Abstract   Peer reviewed

Are short peptides or coil libraries of proteins suitable model systems for determining the coil state of intrinsically disordered proteins (IDPs)?

Reinhard Schweitzer-Stenner
Biophysical journal, v 125(4), pp 282a-282a
19 Feb 2026

Abstract

Contrary to the classical belief amino acid residues in unfolded and disordered peptides and proteins differ in terms of the structural preferences. They do not sample the entire sterically allowed Ramachandran space with similar probabilities.
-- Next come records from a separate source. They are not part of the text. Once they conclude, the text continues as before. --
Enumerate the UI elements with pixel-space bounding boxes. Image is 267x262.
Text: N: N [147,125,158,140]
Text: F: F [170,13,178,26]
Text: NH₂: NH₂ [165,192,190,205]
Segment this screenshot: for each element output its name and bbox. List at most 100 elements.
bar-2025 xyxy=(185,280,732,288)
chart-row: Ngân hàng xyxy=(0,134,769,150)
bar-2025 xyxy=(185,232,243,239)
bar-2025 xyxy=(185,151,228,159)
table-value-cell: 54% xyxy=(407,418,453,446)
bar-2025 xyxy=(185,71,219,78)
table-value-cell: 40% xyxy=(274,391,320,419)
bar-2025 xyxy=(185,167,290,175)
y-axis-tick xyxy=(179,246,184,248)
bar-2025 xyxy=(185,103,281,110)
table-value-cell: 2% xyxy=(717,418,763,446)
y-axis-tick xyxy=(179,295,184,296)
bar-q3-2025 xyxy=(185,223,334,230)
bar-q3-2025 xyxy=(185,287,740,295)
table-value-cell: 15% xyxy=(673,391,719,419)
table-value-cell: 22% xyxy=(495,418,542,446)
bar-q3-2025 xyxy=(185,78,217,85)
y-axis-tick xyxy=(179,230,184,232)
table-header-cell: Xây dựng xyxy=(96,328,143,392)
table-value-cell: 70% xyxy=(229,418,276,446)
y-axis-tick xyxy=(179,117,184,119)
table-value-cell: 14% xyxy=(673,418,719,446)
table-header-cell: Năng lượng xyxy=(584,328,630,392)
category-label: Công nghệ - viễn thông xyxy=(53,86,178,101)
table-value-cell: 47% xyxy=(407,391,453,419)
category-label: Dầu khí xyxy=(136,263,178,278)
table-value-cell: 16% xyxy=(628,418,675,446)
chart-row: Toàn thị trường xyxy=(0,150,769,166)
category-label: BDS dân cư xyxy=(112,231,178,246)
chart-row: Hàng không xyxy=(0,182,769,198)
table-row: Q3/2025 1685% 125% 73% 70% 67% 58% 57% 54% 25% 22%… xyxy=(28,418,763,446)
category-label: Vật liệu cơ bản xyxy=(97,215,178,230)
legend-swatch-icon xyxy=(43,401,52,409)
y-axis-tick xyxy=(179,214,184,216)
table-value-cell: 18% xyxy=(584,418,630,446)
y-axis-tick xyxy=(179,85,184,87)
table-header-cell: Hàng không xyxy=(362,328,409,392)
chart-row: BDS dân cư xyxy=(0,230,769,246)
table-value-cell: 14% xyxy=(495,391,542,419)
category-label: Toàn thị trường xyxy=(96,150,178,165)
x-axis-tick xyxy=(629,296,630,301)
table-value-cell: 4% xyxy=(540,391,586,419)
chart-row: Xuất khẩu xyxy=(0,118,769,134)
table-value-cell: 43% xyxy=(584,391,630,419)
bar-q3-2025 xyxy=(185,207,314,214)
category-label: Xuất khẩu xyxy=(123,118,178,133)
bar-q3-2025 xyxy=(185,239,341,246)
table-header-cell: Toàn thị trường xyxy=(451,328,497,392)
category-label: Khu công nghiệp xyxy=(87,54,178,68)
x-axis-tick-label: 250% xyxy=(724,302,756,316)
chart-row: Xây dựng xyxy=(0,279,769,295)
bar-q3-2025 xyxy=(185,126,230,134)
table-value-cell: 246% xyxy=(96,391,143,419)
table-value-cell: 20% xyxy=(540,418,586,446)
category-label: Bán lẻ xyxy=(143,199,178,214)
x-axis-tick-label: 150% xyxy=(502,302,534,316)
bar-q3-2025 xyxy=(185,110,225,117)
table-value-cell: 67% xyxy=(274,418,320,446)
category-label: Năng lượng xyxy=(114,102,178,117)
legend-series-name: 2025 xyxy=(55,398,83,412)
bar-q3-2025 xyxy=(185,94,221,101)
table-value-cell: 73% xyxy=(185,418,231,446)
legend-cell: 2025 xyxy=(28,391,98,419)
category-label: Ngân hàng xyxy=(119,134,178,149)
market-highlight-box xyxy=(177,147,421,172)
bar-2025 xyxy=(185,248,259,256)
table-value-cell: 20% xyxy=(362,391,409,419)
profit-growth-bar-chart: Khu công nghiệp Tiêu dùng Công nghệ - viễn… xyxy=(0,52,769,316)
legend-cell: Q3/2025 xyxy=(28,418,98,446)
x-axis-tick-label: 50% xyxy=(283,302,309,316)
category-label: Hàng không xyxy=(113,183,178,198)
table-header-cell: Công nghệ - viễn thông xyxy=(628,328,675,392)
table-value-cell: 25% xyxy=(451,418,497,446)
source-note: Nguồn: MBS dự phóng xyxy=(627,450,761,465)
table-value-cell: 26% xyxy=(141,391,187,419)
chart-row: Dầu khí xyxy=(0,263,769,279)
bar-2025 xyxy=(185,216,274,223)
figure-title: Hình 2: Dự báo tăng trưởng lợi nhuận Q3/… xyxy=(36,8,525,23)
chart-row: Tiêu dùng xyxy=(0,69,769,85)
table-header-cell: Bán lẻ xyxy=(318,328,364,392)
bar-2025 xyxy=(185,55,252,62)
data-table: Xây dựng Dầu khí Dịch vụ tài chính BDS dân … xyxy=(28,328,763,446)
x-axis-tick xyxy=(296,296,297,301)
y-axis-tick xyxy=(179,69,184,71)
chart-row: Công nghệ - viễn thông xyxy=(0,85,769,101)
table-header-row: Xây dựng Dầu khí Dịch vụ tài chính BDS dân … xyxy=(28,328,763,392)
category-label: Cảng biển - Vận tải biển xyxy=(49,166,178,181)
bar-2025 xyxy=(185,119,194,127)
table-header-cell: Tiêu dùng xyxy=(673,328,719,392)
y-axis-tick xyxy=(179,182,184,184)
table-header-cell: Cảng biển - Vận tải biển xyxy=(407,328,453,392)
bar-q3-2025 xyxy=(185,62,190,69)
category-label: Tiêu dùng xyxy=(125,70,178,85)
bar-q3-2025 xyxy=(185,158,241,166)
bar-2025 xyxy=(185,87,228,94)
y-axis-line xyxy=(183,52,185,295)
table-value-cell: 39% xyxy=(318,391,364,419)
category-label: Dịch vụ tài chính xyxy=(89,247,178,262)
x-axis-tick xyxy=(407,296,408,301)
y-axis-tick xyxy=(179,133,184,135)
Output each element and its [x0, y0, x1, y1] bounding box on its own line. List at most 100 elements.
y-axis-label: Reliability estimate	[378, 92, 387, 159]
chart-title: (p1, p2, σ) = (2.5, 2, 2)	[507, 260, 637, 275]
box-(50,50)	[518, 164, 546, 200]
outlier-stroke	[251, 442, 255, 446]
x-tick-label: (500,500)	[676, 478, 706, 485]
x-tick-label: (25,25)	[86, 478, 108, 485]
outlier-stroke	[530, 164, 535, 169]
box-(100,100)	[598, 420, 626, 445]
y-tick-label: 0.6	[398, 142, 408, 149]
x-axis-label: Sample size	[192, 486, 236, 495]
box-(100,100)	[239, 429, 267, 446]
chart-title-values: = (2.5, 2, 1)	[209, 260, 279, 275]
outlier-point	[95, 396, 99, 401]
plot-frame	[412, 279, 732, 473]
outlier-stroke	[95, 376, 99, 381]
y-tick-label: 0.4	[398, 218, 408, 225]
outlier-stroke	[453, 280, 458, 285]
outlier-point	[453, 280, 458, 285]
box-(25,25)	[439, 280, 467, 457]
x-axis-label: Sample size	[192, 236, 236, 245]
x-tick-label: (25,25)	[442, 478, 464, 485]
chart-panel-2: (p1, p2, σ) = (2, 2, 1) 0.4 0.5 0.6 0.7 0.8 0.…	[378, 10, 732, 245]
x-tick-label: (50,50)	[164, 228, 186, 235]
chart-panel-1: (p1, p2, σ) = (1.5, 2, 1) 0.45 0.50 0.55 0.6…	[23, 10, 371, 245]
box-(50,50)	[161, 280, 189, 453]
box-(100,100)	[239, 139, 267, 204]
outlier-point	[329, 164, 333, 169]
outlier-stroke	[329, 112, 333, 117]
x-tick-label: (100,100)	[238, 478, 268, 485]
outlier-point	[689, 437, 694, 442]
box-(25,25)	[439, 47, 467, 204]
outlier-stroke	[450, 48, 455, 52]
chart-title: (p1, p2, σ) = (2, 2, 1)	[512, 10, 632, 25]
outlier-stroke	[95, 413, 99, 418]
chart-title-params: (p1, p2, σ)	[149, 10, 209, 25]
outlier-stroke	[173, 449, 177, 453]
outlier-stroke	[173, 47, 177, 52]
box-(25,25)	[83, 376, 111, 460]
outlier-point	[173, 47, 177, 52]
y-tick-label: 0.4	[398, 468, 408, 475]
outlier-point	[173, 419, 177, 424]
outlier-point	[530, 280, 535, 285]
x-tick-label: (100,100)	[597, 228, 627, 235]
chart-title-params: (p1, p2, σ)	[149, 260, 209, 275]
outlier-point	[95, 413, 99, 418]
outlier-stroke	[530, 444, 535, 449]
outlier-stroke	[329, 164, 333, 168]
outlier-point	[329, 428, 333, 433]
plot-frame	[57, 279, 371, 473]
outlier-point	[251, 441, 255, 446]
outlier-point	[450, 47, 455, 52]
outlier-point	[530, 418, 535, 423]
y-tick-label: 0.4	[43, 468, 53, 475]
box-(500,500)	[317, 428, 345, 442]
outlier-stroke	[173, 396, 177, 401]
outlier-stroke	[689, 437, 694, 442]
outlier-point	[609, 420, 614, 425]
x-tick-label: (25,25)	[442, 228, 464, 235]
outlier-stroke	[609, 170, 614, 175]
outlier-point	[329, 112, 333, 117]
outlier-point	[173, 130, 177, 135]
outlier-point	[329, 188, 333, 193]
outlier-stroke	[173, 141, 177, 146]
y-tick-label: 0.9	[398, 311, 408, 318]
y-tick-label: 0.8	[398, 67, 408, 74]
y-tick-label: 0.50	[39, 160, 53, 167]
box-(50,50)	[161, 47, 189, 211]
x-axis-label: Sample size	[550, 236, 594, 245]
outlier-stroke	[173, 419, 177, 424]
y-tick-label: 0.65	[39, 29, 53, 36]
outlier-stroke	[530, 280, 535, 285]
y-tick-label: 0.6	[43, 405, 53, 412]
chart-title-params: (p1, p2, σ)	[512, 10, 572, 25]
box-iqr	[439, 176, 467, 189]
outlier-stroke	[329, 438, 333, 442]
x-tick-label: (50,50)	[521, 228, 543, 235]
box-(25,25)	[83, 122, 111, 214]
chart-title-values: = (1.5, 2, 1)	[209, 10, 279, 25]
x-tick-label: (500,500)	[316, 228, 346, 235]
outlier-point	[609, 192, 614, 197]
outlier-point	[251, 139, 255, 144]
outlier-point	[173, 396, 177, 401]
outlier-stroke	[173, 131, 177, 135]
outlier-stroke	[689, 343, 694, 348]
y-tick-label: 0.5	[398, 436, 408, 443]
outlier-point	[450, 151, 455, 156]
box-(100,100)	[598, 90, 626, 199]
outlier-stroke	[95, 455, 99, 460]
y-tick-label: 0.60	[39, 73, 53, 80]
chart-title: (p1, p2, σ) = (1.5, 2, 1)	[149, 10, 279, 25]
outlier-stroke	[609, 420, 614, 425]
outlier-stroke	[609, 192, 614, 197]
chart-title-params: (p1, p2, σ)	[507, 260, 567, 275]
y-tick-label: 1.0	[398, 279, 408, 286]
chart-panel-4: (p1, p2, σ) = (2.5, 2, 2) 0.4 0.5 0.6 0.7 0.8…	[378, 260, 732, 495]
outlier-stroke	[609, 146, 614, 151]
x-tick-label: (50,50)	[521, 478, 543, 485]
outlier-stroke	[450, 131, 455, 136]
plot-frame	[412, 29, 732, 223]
Hence, a description of the extended statistical coil states of unfolded and IDPs requires the knowledge of the Ramachandran distribution of their individual residues. Short peptides in water probed by spectroscopies (NMR and vibrational spectroscopy, DOIs: https://doi.org/10.1002/chem.201705353, https://doi.org/10.3390/biom12050684) and coil libraries constructed from not regularly structures segments of folded proteins were used to determine the respective structural propensities of amino acids. These investigations are complicated by the fact that contrary to Flory’s isolated pair hypothesis (IPH) for random coil polymers population distributions of residues depend on their nearest and even second nearest neighbors. Coil libraries seem to be an ideal tool to obtain the necessary information about neighbor dependent conformational propensities, if as assumed the used ensembles of not regularly structured proteins are representative for the coil state of proteins. The to be presented work compares experimentally determined Ramachandran plots of 24 cationic GXYG tetrapeptides (X and Y represent guest amino acids) with corresponding distributions in the coil library of Ting et al. (doi: https://doi.org/10.1371/journal.pcbi.1000763). Based on the use of several metrics (configurational entropy, Hellinger distances, and mesostate populations), the obtained results reveal that nearest neighbor interactions lead to different and in some cases opposite changes of propensities in short peptides and coil libraries, respectively. This observation suggests that the overall context (i.e., tertiär structures) of proteins used for the construction of coil libraries has a non-negligible influence on conformational distributions that do not average out even for a large number of investigated proteins.